WTF: Chess edition
There’s a lot of WTF going on nowadays. I’ve stopped believing in a lot of things and a lot of people but you know there’s a limit to even my insousiance. (I think that’s the word I mean unless it’s a sort of sauce used in French cuisine.)
The BBC is reporting that a Canadian chess master has been accused of cheating using anal beads.
https://www.bbc.co.uk/news/world-us-canada-66921563
Yes, go and check. You’ll see that there are some questions to be answered.
The most inportant one being how? How in the unstable name of Lawrence Henry Clutterbuck does one use anal beads to cheat in a chess match?
Does a person get better at chess when they have a chain of spherical objects (made of some substance suitable for safe rectal insertion and then withdrawal with a means of pulling them out at one end go and look at the Wikipedia article if you want more information ). Is it scientifically proven that…
Oh, wait. The Wiki article covers the means. Hmmm, remote controlled vibrating anal beads… Which convey the computer’s advice for a particular move by Morse code…
Oh, I see.
I would have thought there was a problem here with the bandwith of the medium, the skill of reading Morse code and the danger of the vibration being too loud before we got to the problem of the chess player enjoying himself too much.
Hmm, Wiki describes the whole affair as a meme sprung from a joke on some chess fancier’s blog. The BBC did a dreadful job of reporting this then.
At this moment I feel that the science fiction of my youth has failed me as a guide to the actual future I am living in. They did not predict computers that clever, remote controlled anal simulation or blogs. I shall go away and have some supper before I succumb to terminal Future Shock.
There will be no illustration with this post, contrary to my custom because… You can get that sort of stimulation for yourselves and I don’t want the WordPress police coming around to interrogate me.

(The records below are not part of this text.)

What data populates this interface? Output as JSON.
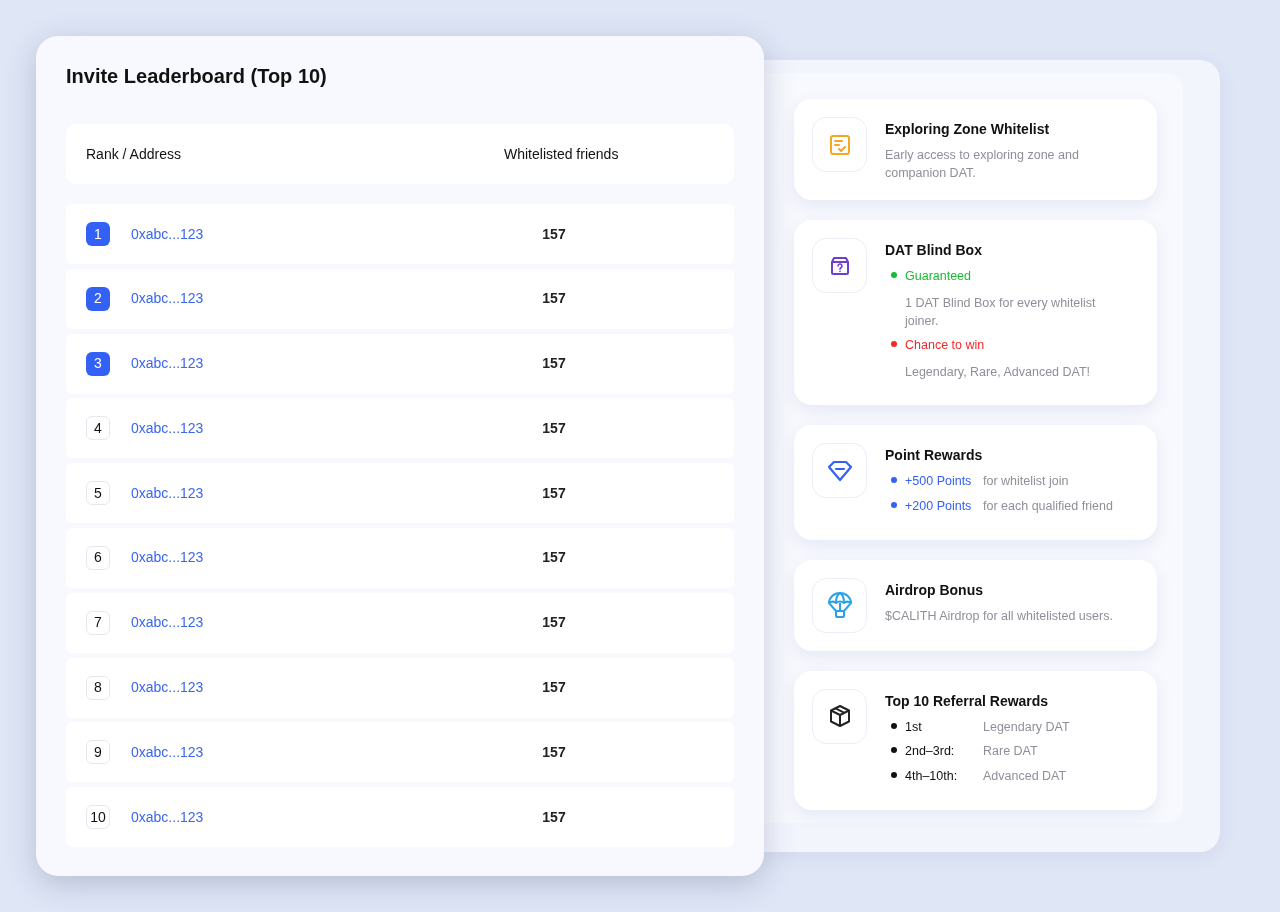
{
  "leaderboard": {
    "title": "Invite Leaderboard (Top 10)",
    "columns": [
      "Rank / Address",
      "Whitelisted friends"
    ],
    "rows": [
      {
        "rank": "1",
        "address": "0xabc...123",
        "count": "157",
        "top": true
      },
      {
        "rank": "2",
        "address": "0xabc...123",
        "count": "157",
        "top": true
      },
      {
        "rank": "3",
        "address": "0xabc...123",
        "count": "157",
        "top": true
      },
      {
        "rank": "4",
        "address": "0xabc...123",
        "count": "157",
        "top": false
      },
      {
        "rank": "5",
        "address": "0xabc...123",
        "count": "157",
        "top": false
      },
      {
        "rank": "6",
        "address": "0xabc...123",
        "count": "157",
        "top": false
      },
      {
        "rank": "7",
        "address": "0xabc...123",
        "count": "157",
        "top": false
      },
      {
        "rank": "8",
        "address": "0xabc...123",
        "count": "157",
        "top": false
      },
      {
        "rank": "9",
        "address": "0xabc...123",
        "count": "157",
        "top": false
      },
      {
        "rank": "10",
        "address": "0xabc...123",
        "count": "157",
        "top": false
      }
    ]
  },
  "rewards": [
    {
      "title": "Exploring Zone Whitelist",
      "kind": "text",
      "description": "Early access to exploring zone and companion DAT."
    },
    {
      "title": "DAT Blind Box",
      "kind": "stacked",
      "items": [
        {
          "label": "Guaranteed",
          "detail": "1 DAT Blind Box for every whitelist joiner.",
          "color": "#1bb934"
        },
        {
          "label": "Chance to win",
          "detail": "Legendary, Rare, Advanced  DAT!",
          "color": "#f02a2a"
        }
      ]
    },
    {
      "title": "Point Rewards",
      "kind": "inline",
      "items": [
        {
          "label": "+500 Points",
          "detail": "for whitelist join",
          "color": "#3361f5"
        },
        {
          "label": "+200 Points",
          "detail": "for each qualified friend",
          "color": "#3361f5"
        }
      ]
    },
    {
      "title": "Airdrop Bonus",
      "kind": "text",
      "description": "$CALITH Airdrop for all whitelisted users."
    },
    {
      "title": "Top 10 Referral Rewards",
      "kind": "inline",
      "items": [
        {
          "label": "1st",
          "detail": "Legendary DAT",
          "color": "#111111"
        },
        {
          "label": "2nd–3rd:",
          "detail": "Rare DAT",
          "color": "#111111"
        },
        {
          "label": "4th–10th:",
          "detail": "Advanced DAT",
          "color": "#111111"
        }
      ]
    }
  ]
}
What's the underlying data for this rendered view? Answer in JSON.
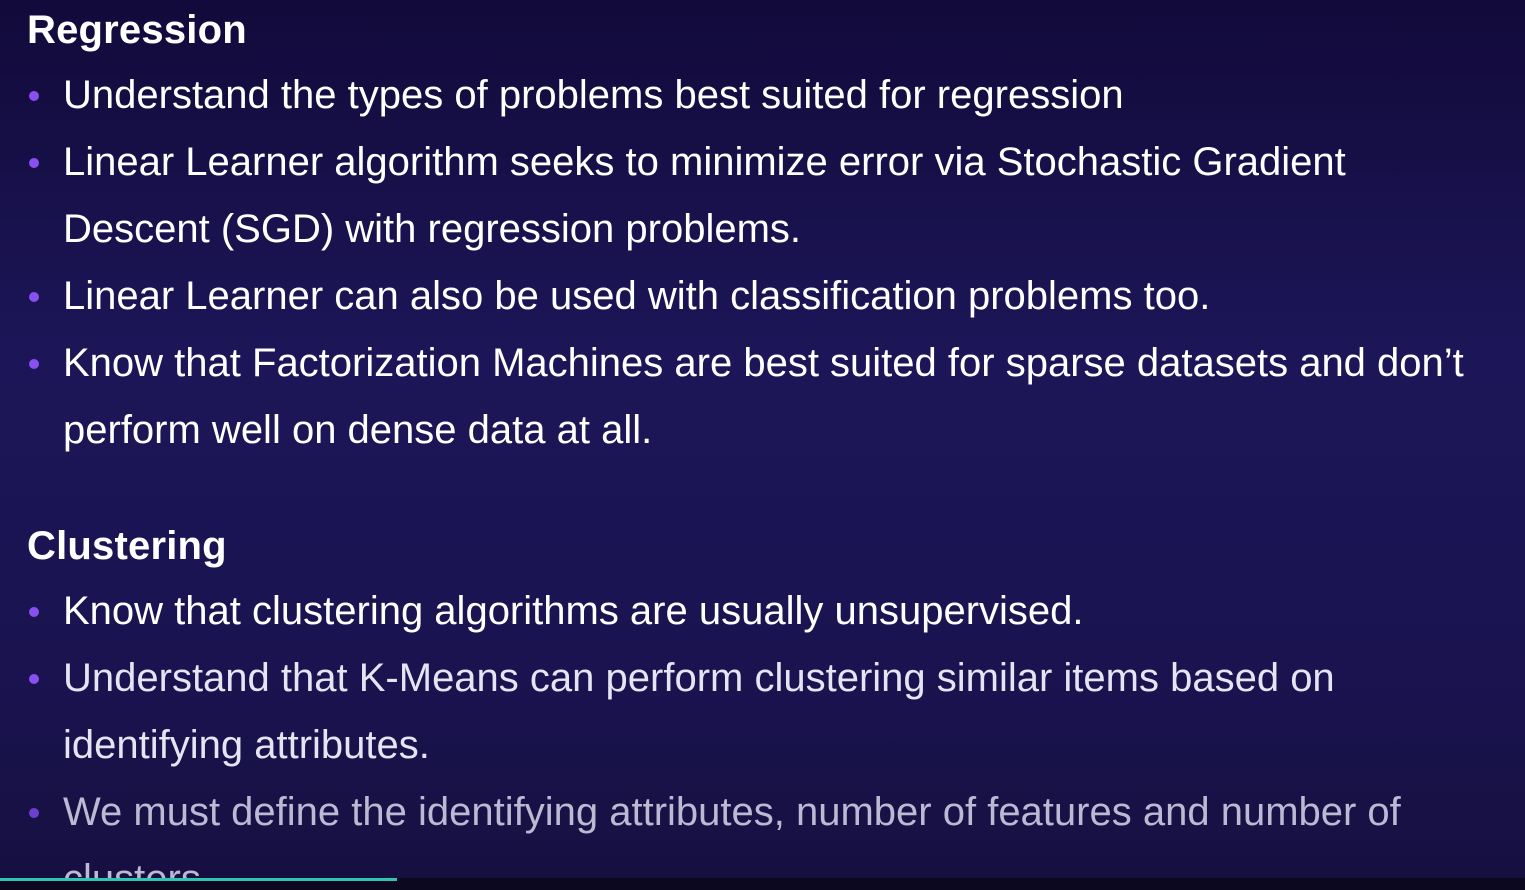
{
  "sections": [
    {
      "heading": "Regression",
      "items": [
        "Understand the types of problems best suited for regression",
        "Linear Learner algorithm seeks to minimize error via Stochastic Gradient Descent (SGD) with regression problems.",
        "Linear Learner can also be used with classification problems too.",
        "Know that Factorization Machines are best suited for sparse datasets and don’t perform well on dense data at all."
      ]
    },
    {
      "heading": "Clustering",
      "items": [
        "Know that clustering algorithms are usually unsupervised.",
        "Understand that K-Means can perform clustering similar items based on identifying attributes.",
        "We must define the identifying attributes, number of features and number of clusters."
      ]
    }
  ],
  "colors": {
    "bullet": "#8a4ff0",
    "progress": "#2ec4b6"
  },
  "video_progress": 0.26
}
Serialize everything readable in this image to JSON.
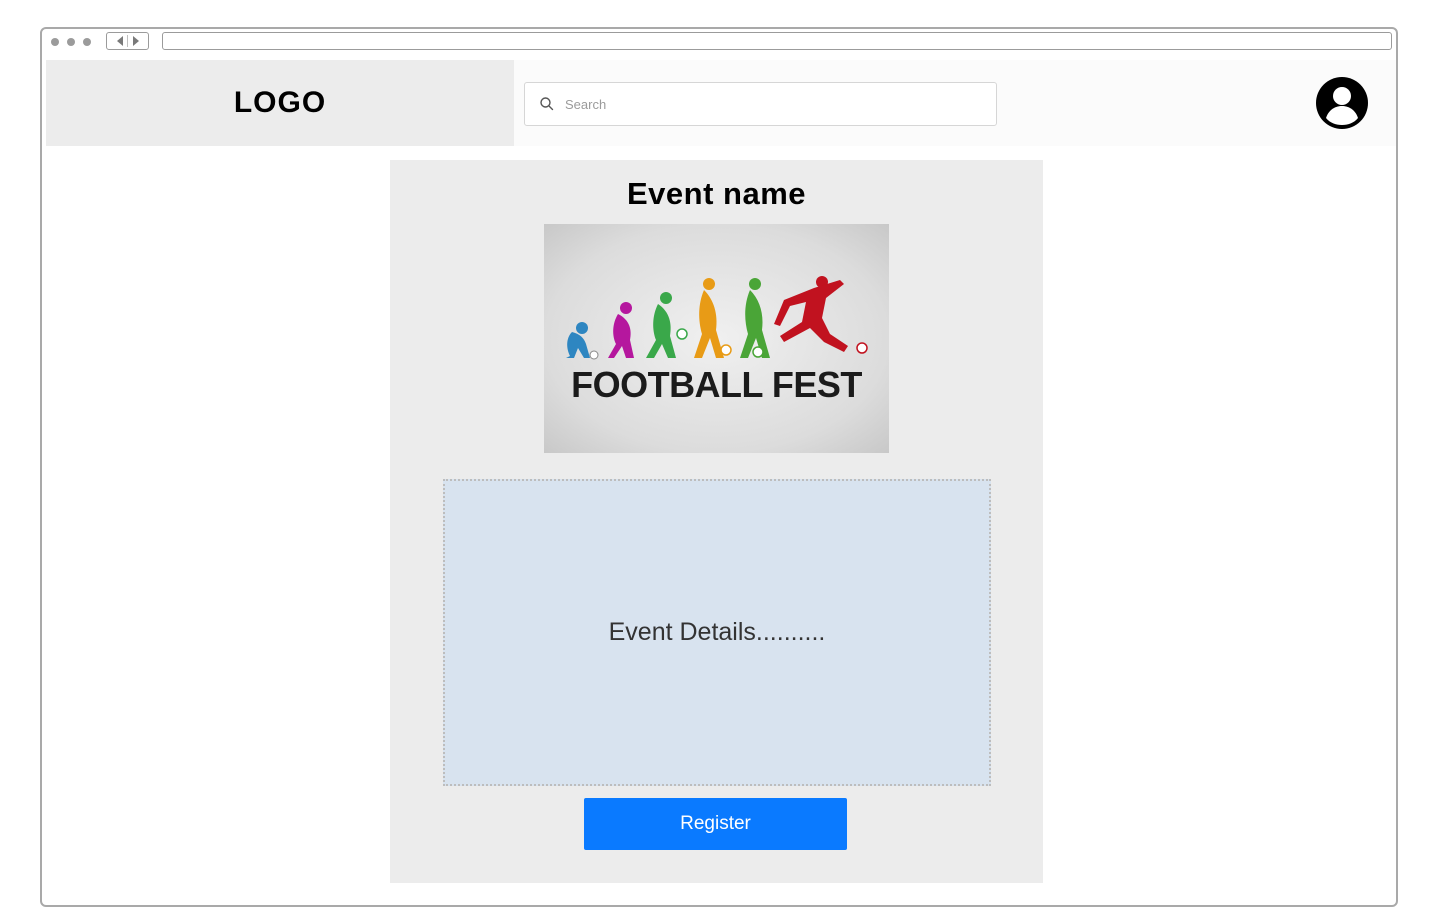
{
  "header": {
    "logo_text": "LOGO",
    "search_placeholder": "Search",
    "search_icon": "search-icon",
    "avatar_icon": "user-circle-icon"
  },
  "event": {
    "title": "Event name",
    "image_caption": "FOOTBALL FEST",
    "details": "Event Details..........",
    "register_label": "Register"
  },
  "colors": {
    "primary_button": "#0a7aff",
    "details_bg": "#d8e3ef",
    "card_bg": "#ececec",
    "figures": [
      "#2e86c1",
      "#b5179e",
      "#3aa84a",
      "#e89b16",
      "#4aa537",
      "#c1121f"
    ]
  }
}
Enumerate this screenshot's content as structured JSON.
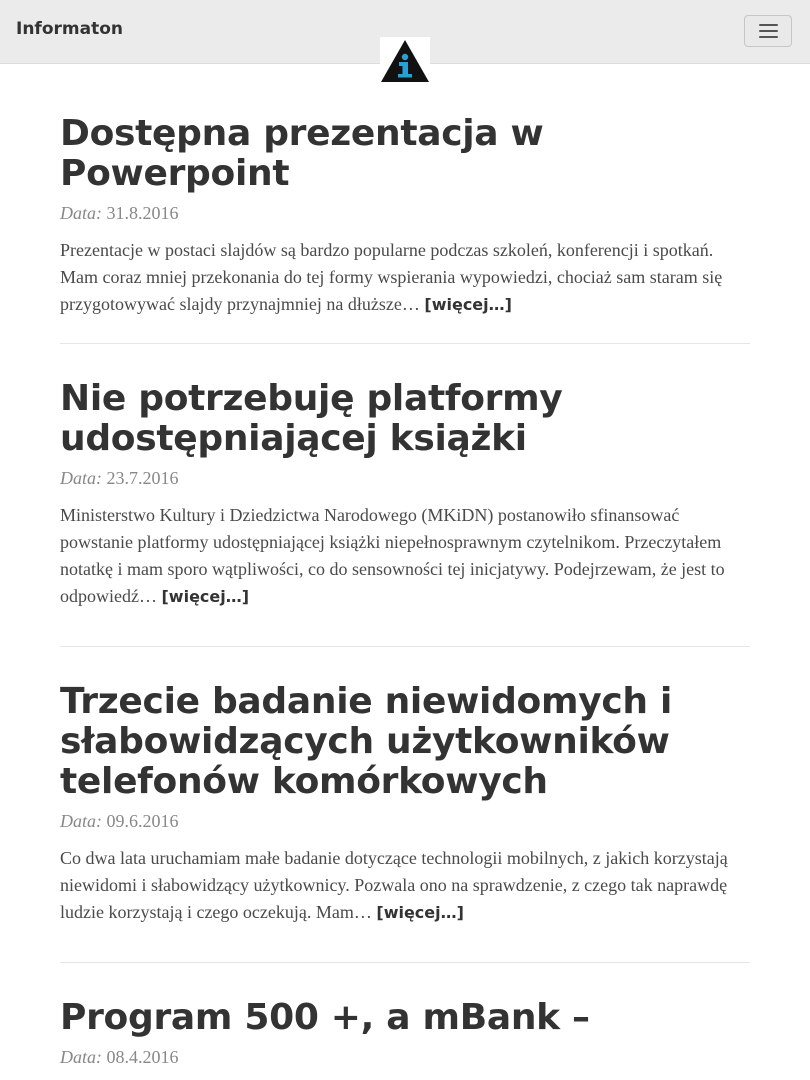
{
  "header": {
    "brand": "Informaton",
    "logo_icon": "info-triangle-logo",
    "logo_colors": {
      "triangle": "#111111",
      "letter": "#2a9fd6"
    },
    "menu_icon": "hamburger-icon"
  },
  "posts": [
    {
      "title": "Dostępna prezentacja w Powerpoint",
      "date_label": "Data:",
      "date": "31.8.2016",
      "excerpt": "Prezentacje w postaci slajdów są bardzo popularne podczas szkoleń, konferencji i spotkań. Mam coraz mniej przekonania do tej formy wspierania wypowiedzi, chociaż sam staram się przygotowywać slajdy przynajmniej na dłuższe…",
      "more": "[więcej…]"
    },
    {
      "title": "Nie potrzebuję platformy udostępniającej książki",
      "date_label": "Data:",
      "date": "23.7.2016",
      "excerpt": "Ministerstwo Kultury i Dziedzictwa Narodowego (MKiDN) postanowiło sfinansować powstanie platformy udostępniającej książki niepełnosprawnym czytelnikom. Przeczytałem notatkę i mam sporo wątpliwości, co do sensowności tej inicjatywy. Podejrzewam, że jest to odpowiedź…",
      "more": "[więcej…]"
    },
    {
      "title": "Trzecie badanie niewidomych i słabowidzących użytkowników telefonów komórkowych",
      "date_label": "Data:",
      "date": "09.6.2016",
      "excerpt": "Co dwa lata uruchamiam małe badanie dotyczące technologii mobilnych, z jakich korzystają niewidomi i słabowidzący użytkownicy. Pozwala ono na sprawdzenie, z czego tak naprawdę ludzie korzystają i czego oczekują. Mam…",
      "more": "[więcej…]"
    },
    {
      "title": "Program 500 +, a mBank –",
      "date_label": "Data:",
      "date": "08.4.2016"
    }
  ]
}
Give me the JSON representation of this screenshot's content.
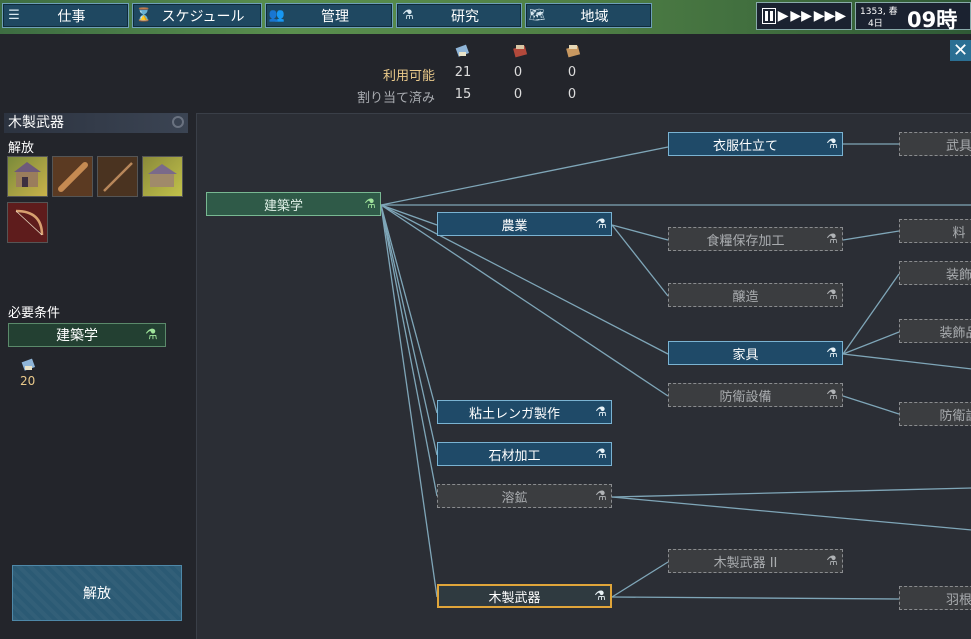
{
  "nav": [
    {
      "label": "仕事",
      "icon": "list-icon",
      "glyph": "☰"
    },
    {
      "label": "スケジュール",
      "icon": "hourglass-icon",
      "glyph": "⌛"
    },
    {
      "label": "管理",
      "icon": "people-icon",
      "glyph": "👥"
    },
    {
      "label": "研究",
      "icon": "flask-icon",
      "glyph": "⚗"
    },
    {
      "label": "地域",
      "icon": "map-icon",
      "glyph": "🗺"
    }
  ],
  "time": {
    "date_line1": "1353, 春",
    "date_line2": "4日",
    "hour": "09時"
  },
  "resources": {
    "available_label": "利用可能",
    "assigned_label": "割り当て済み",
    "columns": [
      {
        "icon": "blueprint-icon",
        "available": "21",
        "assigned": "15"
      },
      {
        "icon": "red-book-icon",
        "available": "0",
        "assigned": "0"
      },
      {
        "icon": "tan-book-icon",
        "available": "0",
        "assigned": "0"
      }
    ]
  },
  "panel": {
    "title": "木製武器",
    "unlock_label": "解放",
    "requirements_label": "必要条件",
    "requirement": "建築学",
    "cost": "20",
    "unlock_button": "解放"
  },
  "tree_nodes": [
    {
      "id": "architecture",
      "label": "建築学",
      "state": "done"
    },
    {
      "id": "tailoring",
      "label": "衣服仕立て",
      "state": "avail"
    },
    {
      "id": "weapon_r",
      "label": "武具",
      "state": "locked"
    },
    {
      "id": "farming",
      "label": "農業",
      "state": "avail"
    },
    {
      "id": "preserve",
      "label": "食糧保存加工",
      "state": "locked"
    },
    {
      "id": "cook_r",
      "label": "料",
      "state": "locked"
    },
    {
      "id": "brewing",
      "label": "醸造",
      "state": "locked"
    },
    {
      "id": "deco1",
      "label": "装飾",
      "state": "locked"
    },
    {
      "id": "furniture",
      "label": "家具",
      "state": "avail"
    },
    {
      "id": "deco2",
      "label": "装飾品",
      "state": "locked"
    },
    {
      "id": "defense",
      "label": "防衛設備",
      "state": "locked"
    },
    {
      "id": "defense_r",
      "label": "防衛設",
      "state": "locked"
    },
    {
      "id": "brick",
      "label": "粘土レンガ製作",
      "state": "avail"
    },
    {
      "id": "stone",
      "label": "石材加工",
      "state": "avail"
    },
    {
      "id": "smelting",
      "label": "溶鉱",
      "state": "locked"
    },
    {
      "id": "wood2",
      "label": "木製武器 II",
      "state": "locked"
    },
    {
      "id": "woodweapon",
      "label": "木製武器",
      "state": "selected"
    },
    {
      "id": "feather_r",
      "label": "羽根",
      "state": "locked"
    }
  ],
  "colors": {
    "accent": "#e0a53a",
    "available": "#1f4a68",
    "done": "#2f5a48",
    "link": "#7fa6b8"
  }
}
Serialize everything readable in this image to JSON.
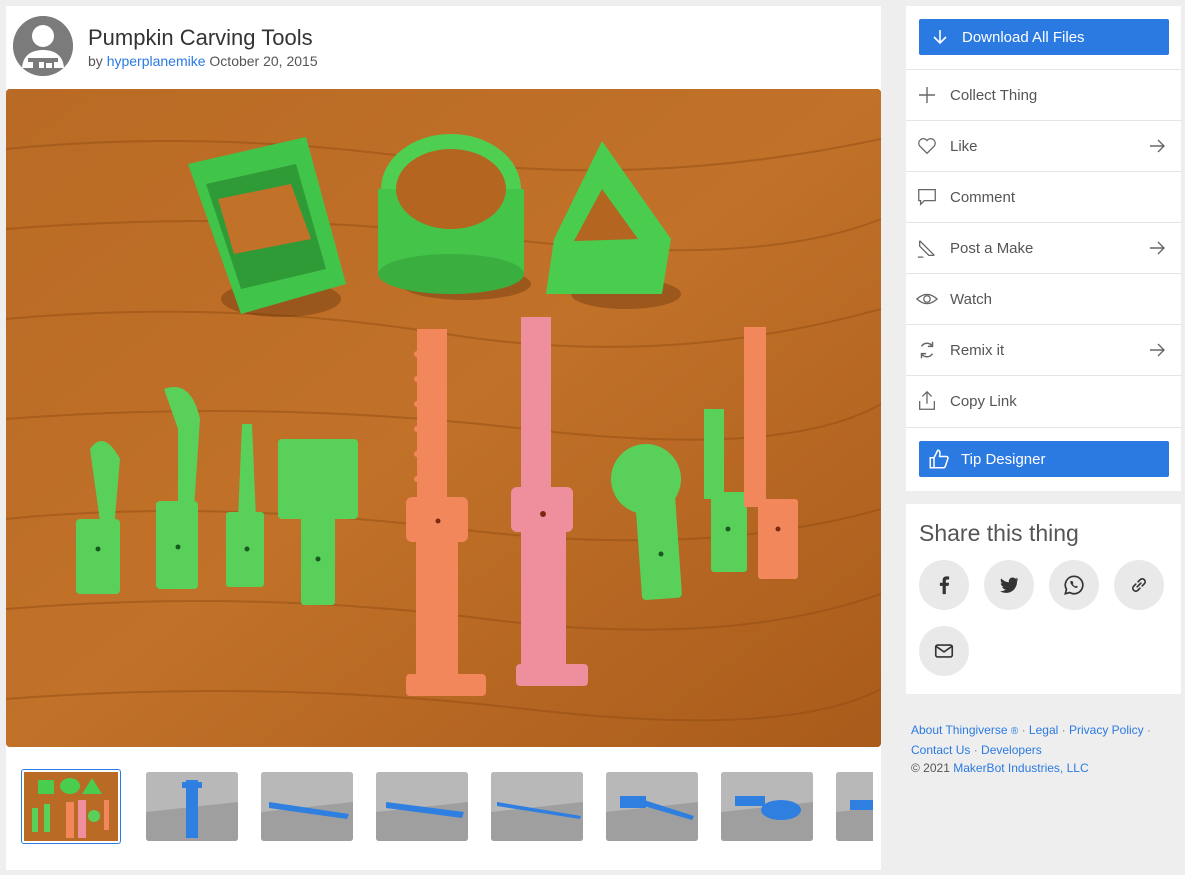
{
  "thing": {
    "title": "Pumpkin Carving Tools",
    "by_prefix": "by",
    "author": "hyperplanemike",
    "date": "October 20, 2015"
  },
  "images": {
    "hero_icon": "photo-of-green-and-orange-3d-printed-tools",
    "thumbnails": [
      "photo",
      "render-blue-handle",
      "render-blue-blade",
      "render-blue-blade-2",
      "render-blue-thin-blade",
      "render-blue-scoop",
      "render-blue-wheel",
      "render-blue-partial"
    ]
  },
  "actions": {
    "download": "Download All Files",
    "collect": "Collect Thing",
    "like": "Like",
    "comment": "Comment",
    "post_make": "Post a Make",
    "watch": "Watch",
    "remix": "Remix it",
    "copy_link": "Copy Link",
    "tip": "Tip Designer"
  },
  "share": {
    "title": "Share this thing",
    "buttons": [
      "facebook-icon",
      "twitter-icon",
      "whatsapp-icon",
      "link-icon",
      "email-icon"
    ]
  },
  "footer": {
    "about": "About Thingiverse",
    "reg": "®",
    "legal": "Legal",
    "privacy": "Privacy Policy",
    "contact": "Contact Us",
    "developers": "Developers",
    "copyright_prefix": "©  2021",
    "company": "MakerBot Industries, LLC",
    "dot": "·"
  },
  "colors": {
    "accent": "#2a7ae2",
    "wood": "#b5651e",
    "green_plastic": "#55d356",
    "orange_plastic": "#f2875c",
    "pink_plastic": "#ef8e9d",
    "blue_render": "#2e7fe0"
  }
}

This was going around a few months back, and was quickly debunked – it was the basis for an episode of It’s Always Sunny in Philadelphia back in June, which I suppose may have provoked that previous wave of believers. I guess the BBC finally noticed, and deployed their usual high standards of investigative journalism. Still, it’s more important to report on this than on the march in favour of rejoining the EU, isn’t it?